Task Workers#
Quetz offers 3 types of backends for task workers. Each of them is explained below.
Thread#
Thread workers process tasks in a separate thread. This functionality is in-built into FastAPI using BackgroundTasks.
Subprocess#
Subprocess workers start in a separate process and are implemented through ProcessPoolExecutor
of the
concurrent.futures
module. Once again, this is shipped as a part of Quetz.
Redis#
For advanced use-cases, Quetz also offers the ability to use redis-queue to manage jobs and run them on multiple processes or even multiple servers.

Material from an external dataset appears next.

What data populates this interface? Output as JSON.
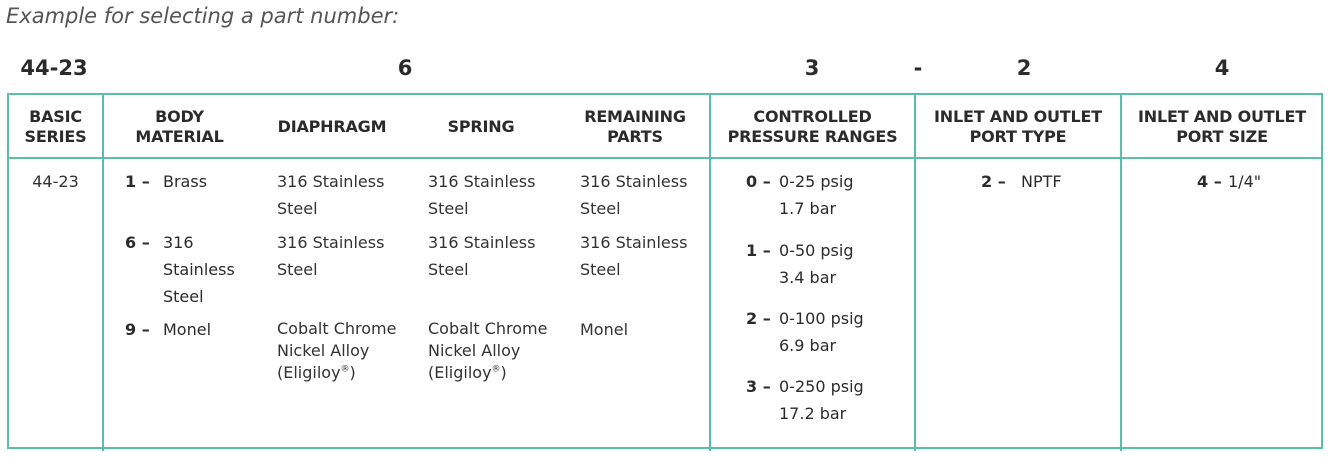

To use this backend, one needs to setup redis
and redis-queue
.
Setting up redis
#
Make sure that redis
is installed. There are multiple ways to do this. One can compile it from source,
use a package manager for your distribution (such as brew
for MacOS, apt-get
for Debian/Ubuntu) or use a
Docker redis image.
(docker pull redis
if you have docker installed).
Once redis
is installed, it needs to be started. This is as simple as executing the command redis-server
on a
terminal.
(or can be run in a container through docker run -p 6379:6379 redis
)
We also need to install redis-py - the python client for Redis.
Installing redis-queue
#
redis-queue
is a python library that facilitates using Redis for queueing jobs and processing them in the background with
workers. The installation can be done by following the appropriate instructions.
Once this has been done, a new worker needs to be spawned (which will continuously listen for jobs to execute). This can be done by
running rq worker
in a separate terminal.
Edit config.toml
#
Make sure to add a [worker]
section with the type
parameter set to redis
. This tells Quetz to use this backend.
Note
The IP address of the machine running the redis-server
, along with the port and the DB Index should be
present in the config.toml
file. The default values (corresponding to running the server locally) will be picked up
if they are not explicitly supplied.
See worker section for more details.